Doch auch mit den drei Unternehmen Ratiopharmn, Hexal und Stada dürfte in Berlin kein wesentlicher Staat zu machen sein – Branchendominanz hin oder her. Denn bei offiziellen Anhörungen, beispielsweise im Ausschuss für Gesundheit und Soziale Sicherung, werden nur Verbände geladen, die sieben oder mehr Mitglieder aufweisen können. Für die Generikabranche wäre dies indes nur das halbe Problem, da mitunter 100-prozentige Tochterunternehmen in Konkurrenz zum Mutterkonzern im Markt agieren. Die Politik würde einen solchen Verband kaum ernst nehmen.
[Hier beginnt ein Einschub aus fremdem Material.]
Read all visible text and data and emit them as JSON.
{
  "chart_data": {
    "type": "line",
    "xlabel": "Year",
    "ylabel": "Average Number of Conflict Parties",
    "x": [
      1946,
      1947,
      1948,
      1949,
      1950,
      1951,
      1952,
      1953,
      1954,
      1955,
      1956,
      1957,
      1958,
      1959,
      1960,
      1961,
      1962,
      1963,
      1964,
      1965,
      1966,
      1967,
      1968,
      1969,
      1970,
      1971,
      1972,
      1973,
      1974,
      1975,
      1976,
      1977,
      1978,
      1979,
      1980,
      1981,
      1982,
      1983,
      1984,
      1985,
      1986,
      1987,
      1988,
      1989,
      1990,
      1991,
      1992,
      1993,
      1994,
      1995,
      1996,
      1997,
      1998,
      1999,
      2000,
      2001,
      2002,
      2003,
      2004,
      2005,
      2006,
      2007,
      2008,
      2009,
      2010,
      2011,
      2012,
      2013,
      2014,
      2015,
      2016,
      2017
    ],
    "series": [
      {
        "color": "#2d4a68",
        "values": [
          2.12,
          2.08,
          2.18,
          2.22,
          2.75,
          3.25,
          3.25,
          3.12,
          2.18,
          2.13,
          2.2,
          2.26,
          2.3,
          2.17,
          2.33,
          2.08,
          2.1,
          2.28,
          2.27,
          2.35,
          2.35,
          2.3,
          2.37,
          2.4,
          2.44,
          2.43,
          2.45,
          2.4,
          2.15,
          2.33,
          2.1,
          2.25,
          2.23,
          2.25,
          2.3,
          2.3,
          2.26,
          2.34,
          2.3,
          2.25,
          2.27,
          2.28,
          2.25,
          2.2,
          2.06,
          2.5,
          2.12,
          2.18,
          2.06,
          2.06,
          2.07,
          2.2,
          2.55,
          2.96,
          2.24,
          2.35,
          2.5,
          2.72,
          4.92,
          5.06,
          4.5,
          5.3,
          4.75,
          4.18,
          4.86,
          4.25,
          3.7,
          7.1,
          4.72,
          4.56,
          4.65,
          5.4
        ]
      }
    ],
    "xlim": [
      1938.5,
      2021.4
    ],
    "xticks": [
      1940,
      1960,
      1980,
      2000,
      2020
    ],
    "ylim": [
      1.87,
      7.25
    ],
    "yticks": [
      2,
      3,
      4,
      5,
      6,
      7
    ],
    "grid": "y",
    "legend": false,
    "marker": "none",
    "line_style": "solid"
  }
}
Davon ist man mancherorts überzeugt. Größer noch ist aber die Gefahr, dass die Exklusivität mit einem Kartell gleichgesetzt werden könnte. Darauf weist ein ranghoher Mitarbeiter im Gesundheitsministerium hin. Zitat: „Wenn die drei Größten alles unter sich ausmachen, dann ist doch klar, dass sich das nicht nur auf die Lobbyarbeit beschränken wird.“
Während es in Ulm hieß, der Verband werde „im Laufe des Jahres seine Aktivitäten aufnehmen“, sehen andere Marktbeteiligte die Maßnahme äußerst kritisch. Gerhard Höhrl, Geschäftsführer der Sandoz, wurde bislang „nicht aktiv angesprochen“, ob er dem exklusiven Klub angehören wolle. Sandoz zählt zu den verbliebenen Mitgliedern des Deutschen Generikaverbandes, hat seine Mitgliedschaft dort aber auch zum Jahresende gekündigt. Für Höhrl ist „Pro Generika e.V.“ in der derzeit geplanten exklusiven Ausrichtung „eine Farce“. Dieser „Klub“ werde Unternehmenslobby betreiben, aber nicht die Brancheninteressen vertreten, so Hörl.
Das anscheinend enorme und auch verständliche Interesse der Ratiopharm am Gespräch mit der Politik spiegelte sich am Mittwochabend in einem Parlamentarischen Abend in der Landesvertretung Baden-Württemberg wider. Der Generikahersteller, der zur Merckle-Gruppe gehört, hatte zahlreiche Abgeordnete eingeladen, um sich und seine Ziele zu präsentieren.